Aujourd'hui, si une grande partie de la ville a été classée Patrimoine Mondial de l'Humanité par l'UNESCO, ce sont les « petites gens » -le monde populaire de Salvador de Bahia- qui font de la ville un lieu vibrant et poignant; loin du carnaval et de sa réalité maquillée pour touristes, loin des clichés habituels d'un Brésil réduit aux images de football, plages et de belles filles.

De plus, São Salvador da Bahia de Todos os Santos (la baie de tous les saints) continue à vivre une vie de roman après la mort de Jorge Amado, le célèbre écrivain brésilien. Chroniqueur de sa ville qu'il a aimée, chérit, chantée, ses livres témoignent d’un profond respect du «populaire», des situations conventionnelles de gens porteurs d’histoires violentes, mais aussi de rire et de sensualité.

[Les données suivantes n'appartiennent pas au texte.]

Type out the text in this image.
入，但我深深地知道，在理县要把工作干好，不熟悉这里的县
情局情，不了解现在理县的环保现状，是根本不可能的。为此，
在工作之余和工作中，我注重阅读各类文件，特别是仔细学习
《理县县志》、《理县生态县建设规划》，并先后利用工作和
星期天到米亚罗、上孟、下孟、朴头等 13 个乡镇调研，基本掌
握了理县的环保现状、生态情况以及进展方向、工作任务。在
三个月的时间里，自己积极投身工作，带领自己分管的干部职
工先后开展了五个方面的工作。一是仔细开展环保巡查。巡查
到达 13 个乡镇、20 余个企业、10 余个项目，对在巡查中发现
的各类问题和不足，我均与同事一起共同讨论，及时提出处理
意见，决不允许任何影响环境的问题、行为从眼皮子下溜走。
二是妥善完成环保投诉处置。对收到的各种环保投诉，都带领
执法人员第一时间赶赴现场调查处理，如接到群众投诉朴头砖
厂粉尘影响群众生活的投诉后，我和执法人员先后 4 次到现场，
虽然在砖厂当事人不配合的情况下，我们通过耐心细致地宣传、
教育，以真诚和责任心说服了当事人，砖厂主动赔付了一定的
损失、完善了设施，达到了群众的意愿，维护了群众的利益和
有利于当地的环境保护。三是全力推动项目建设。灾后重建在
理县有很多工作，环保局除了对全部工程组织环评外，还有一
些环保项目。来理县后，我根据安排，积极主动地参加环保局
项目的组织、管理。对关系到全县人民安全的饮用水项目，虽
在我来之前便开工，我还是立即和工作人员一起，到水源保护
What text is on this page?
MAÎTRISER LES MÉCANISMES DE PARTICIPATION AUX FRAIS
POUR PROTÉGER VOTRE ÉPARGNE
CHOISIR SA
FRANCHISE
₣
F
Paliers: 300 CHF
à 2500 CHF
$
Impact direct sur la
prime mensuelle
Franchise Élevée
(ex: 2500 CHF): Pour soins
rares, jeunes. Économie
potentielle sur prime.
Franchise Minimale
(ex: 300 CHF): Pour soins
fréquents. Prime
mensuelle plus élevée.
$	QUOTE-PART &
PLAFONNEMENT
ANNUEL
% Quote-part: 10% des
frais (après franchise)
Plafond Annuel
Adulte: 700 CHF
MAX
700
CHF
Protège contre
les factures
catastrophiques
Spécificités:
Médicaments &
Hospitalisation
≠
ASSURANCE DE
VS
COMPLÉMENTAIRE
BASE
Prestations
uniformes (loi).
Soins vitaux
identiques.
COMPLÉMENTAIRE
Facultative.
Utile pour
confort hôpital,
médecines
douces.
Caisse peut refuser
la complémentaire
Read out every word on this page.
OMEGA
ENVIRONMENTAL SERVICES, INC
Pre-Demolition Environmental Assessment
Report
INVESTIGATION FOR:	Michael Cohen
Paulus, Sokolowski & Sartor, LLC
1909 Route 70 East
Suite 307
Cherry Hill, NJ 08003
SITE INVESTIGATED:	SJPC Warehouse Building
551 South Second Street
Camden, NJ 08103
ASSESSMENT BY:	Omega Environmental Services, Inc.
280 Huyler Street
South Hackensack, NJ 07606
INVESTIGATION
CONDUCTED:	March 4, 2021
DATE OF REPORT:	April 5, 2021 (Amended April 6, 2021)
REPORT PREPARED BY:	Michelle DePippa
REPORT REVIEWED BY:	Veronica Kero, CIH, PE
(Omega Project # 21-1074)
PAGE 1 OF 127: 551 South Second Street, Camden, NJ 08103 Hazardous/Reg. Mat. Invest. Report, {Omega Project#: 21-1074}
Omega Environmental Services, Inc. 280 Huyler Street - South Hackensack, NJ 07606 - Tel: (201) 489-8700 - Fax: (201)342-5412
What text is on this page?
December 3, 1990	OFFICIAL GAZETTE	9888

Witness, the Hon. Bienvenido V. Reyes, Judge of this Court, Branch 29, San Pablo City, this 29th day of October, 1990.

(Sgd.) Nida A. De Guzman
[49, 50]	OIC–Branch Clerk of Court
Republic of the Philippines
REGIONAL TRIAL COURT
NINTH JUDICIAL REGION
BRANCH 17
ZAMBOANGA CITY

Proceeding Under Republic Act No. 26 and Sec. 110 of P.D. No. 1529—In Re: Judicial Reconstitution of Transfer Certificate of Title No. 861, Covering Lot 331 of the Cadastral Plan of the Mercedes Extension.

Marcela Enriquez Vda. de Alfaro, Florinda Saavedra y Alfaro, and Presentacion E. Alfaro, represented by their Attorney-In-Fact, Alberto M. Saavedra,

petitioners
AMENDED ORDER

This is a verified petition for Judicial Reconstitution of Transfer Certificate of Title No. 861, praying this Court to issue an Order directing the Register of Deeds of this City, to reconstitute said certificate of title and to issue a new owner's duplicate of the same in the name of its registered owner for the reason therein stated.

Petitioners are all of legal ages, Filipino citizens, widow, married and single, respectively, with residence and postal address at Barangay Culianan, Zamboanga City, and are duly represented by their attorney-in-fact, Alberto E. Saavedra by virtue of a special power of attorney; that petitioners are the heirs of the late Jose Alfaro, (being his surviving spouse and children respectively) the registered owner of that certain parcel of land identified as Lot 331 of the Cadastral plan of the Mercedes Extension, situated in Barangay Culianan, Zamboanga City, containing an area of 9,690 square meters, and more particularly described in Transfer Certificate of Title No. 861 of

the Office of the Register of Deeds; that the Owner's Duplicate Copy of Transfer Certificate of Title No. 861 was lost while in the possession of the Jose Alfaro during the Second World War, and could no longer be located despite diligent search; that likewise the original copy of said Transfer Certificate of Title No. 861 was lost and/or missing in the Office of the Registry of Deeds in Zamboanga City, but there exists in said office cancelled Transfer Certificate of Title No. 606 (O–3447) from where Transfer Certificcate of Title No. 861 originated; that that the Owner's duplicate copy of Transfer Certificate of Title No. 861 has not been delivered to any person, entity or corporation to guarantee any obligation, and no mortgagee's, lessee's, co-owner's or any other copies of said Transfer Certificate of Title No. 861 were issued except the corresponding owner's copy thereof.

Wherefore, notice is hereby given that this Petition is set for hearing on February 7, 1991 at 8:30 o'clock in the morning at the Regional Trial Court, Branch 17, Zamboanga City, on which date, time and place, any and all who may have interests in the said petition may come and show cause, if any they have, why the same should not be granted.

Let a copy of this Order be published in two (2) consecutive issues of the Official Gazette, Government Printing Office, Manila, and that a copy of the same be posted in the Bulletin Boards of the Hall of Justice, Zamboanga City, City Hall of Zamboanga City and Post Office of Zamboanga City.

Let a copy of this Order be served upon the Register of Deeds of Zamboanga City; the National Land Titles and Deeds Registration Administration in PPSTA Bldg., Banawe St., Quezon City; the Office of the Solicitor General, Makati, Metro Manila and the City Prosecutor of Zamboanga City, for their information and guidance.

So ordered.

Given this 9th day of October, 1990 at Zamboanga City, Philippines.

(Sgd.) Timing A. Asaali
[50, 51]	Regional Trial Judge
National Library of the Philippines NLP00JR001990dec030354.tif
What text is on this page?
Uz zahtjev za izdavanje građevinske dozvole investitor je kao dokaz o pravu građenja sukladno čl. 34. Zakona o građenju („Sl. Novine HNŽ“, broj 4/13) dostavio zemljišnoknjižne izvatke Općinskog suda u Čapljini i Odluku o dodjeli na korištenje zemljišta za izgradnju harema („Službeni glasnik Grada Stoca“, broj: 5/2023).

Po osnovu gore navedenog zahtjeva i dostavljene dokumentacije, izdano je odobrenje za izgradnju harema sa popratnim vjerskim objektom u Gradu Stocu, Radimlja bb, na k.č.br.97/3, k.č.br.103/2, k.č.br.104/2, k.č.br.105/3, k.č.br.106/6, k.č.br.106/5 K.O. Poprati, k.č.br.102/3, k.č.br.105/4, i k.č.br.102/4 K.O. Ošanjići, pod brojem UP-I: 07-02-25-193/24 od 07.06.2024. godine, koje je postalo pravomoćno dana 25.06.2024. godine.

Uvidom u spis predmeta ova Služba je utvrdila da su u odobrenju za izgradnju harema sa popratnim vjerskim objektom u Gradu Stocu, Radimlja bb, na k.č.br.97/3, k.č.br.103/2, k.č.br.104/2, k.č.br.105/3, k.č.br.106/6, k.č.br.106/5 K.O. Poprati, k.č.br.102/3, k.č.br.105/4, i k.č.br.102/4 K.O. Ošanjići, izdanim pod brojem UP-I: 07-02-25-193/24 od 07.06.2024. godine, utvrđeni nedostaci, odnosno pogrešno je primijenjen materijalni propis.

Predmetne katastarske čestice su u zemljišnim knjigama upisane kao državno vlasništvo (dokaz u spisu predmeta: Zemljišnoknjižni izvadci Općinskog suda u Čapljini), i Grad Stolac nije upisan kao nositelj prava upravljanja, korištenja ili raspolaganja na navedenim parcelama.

Le choix est donné, en plus d'une présentation originale de Salvador de Bahia, le reportage peut être présenté comme un hommage à Jorge Amado.

Scènes de rue et intérieurs de maison, coupeurs de canne à sucre, le grand ascenseur qui sépare la ville haute et la basse entre les riches, situés sur les hauteurs, et les pauvres d'en bas; les boxeurs, les bars, les prostituées et le candomblé -culte afro-brésilien, religion phare de la région-, autant d’images qui frappent le voyageur lorsqu’il sait prendre les chemins de traverse de Salvador de Bahia. Des lieux, des atmosphères, des situations de vie où résonne la voix posthume de Jorge Amado, le trouvère populaire qui a vécu ici, connu l’exil, puis y est mort.

Ce reportage est construit ainsi, quasiment chaque image fait directement écho à une phrase, un passage, un lieu ou un personnage des livres de Jorge Amado. Antonio Balduino, le boxeur noir, héros du livre «Bahia de tous les saints» paru en 1935, existe toujours. Mãe Preta (la mère noire), la prostituée que l’écrivain a connue est aujourd’hui couverte de cheveux blancs. Elle n’exerce plus vraiment son métier, mais recueille les enfants abandonnés qui courent dans les rues et grattent la guitare. Et l’ascenseur fonctionne encore, symbolisant la fracture sociale d’un pays à l’économie toujours à deux niveaux.